Viele Unternehmen in den USA befürchten, dass sie das Ziel von Rechtsstreitigkeiten sein könnten, selbst wenn sie die Sicherheitsvorkehrungen der Zentren für die Kontrolle und Prävention von Krankheiten und der staatlichen Gesundheitsbehörden einhalten. Aber Arbeitnehmerrechtsgruppen sagen, dass die Formulare die Arbeitnehmer dazu zwingen, auf ihre Rechte zu verzichten, falls sie doch krank werden.

Die Haftungsausschlüsse, ähnlich wie es die Kampagne von Präsident Donald Trump für die Teilnahme an einer Kundgebung am Samstag in Tulsa, Oklahoma, vorschreibt, würden die Unternehmen in den Staaten schützen, die keine Haftungsbeschränkungen oder Immunität gegen Klagen im Zusammenhang mit den Coronaviren haben.

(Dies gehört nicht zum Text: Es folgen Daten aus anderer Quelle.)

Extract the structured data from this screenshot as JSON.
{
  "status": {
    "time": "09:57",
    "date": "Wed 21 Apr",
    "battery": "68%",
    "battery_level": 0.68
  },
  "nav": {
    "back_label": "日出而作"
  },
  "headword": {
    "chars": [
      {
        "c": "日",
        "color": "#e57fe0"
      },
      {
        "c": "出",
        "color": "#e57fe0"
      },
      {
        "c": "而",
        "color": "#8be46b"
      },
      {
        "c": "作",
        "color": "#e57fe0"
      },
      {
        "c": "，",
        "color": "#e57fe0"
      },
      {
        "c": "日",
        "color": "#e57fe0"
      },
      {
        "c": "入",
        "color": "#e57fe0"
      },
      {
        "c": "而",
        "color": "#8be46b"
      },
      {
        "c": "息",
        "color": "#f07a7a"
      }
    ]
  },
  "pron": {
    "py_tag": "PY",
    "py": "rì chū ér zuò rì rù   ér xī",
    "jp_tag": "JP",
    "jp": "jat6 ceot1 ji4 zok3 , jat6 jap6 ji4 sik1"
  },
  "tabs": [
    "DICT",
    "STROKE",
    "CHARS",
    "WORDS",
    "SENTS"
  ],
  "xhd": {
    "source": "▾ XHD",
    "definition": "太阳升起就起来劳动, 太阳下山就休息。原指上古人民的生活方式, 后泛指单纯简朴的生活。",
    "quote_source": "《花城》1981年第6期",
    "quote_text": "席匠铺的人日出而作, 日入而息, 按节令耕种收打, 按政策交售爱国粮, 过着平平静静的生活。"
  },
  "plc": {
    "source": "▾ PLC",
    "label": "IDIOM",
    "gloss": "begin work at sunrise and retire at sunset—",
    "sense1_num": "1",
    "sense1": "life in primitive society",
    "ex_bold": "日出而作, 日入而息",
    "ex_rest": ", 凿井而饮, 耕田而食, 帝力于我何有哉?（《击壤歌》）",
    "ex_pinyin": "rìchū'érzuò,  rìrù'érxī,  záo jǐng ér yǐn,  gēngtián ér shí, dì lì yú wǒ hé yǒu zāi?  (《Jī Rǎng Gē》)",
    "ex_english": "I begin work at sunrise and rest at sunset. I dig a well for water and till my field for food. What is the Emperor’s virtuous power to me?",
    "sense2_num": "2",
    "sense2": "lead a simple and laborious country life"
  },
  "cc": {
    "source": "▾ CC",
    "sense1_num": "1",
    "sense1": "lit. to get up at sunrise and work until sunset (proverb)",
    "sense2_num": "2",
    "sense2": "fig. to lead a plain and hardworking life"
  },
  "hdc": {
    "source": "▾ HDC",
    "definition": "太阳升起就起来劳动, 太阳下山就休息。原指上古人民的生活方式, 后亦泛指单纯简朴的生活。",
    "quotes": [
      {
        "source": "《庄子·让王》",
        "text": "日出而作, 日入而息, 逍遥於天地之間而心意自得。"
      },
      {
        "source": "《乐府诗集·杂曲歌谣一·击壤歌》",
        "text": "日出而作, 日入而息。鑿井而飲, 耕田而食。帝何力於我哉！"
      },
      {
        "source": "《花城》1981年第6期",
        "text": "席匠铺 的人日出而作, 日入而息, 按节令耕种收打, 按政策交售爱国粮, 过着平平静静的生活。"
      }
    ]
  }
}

Bisher haben mindestens fünf Bundesstaaten – Utah, North Carolina, Oklahoma, Arkansas und Alabama – solche Grenzen durch Gesetze oder Durchführungsverordnungen, und andere erwägen sie ebenfalls einzuführen. Unternehmensgruppen wie die US-Handelskammer setzen sich ebenfalls für nationale Immunitätsgesetze ein.

Das neuartige Coronavirus hat laut der Johns Hopkins Universität mehr als 2 Millionen Menschen in den USA krank gemacht und mehr als 115.000 Menschen getötet.

Im Salon Medusa in West Hartford, Connecticut, sagt die Friseurin Lena Whelan, dass sie seit der Wiedereröffnung am 1. Juni nur zwei von sechs Styling Stationen verwenden. Die Kunden müssen draußen warten, sie müssen Masken tragen und alle Stationen und Werkzeuge werden jedes Mal zwischen den Kunden desinfiziert .

Trotz all dieser Sicherheitsmaßnahmen müssen die Kunden ein Formular unterschreiben, in dem sie angeben, dass sie nicht klagen werden, wenn sie mit dem neuartigen Coronavirus infiziert werden. Das Formular, in dem die Kunden auch gefragt werden, ob sie oder Familienmitglieder Virensymptome haben, bietet dem Salon einen zusätzlichen rechtlichen Schutz, sagte Whelan.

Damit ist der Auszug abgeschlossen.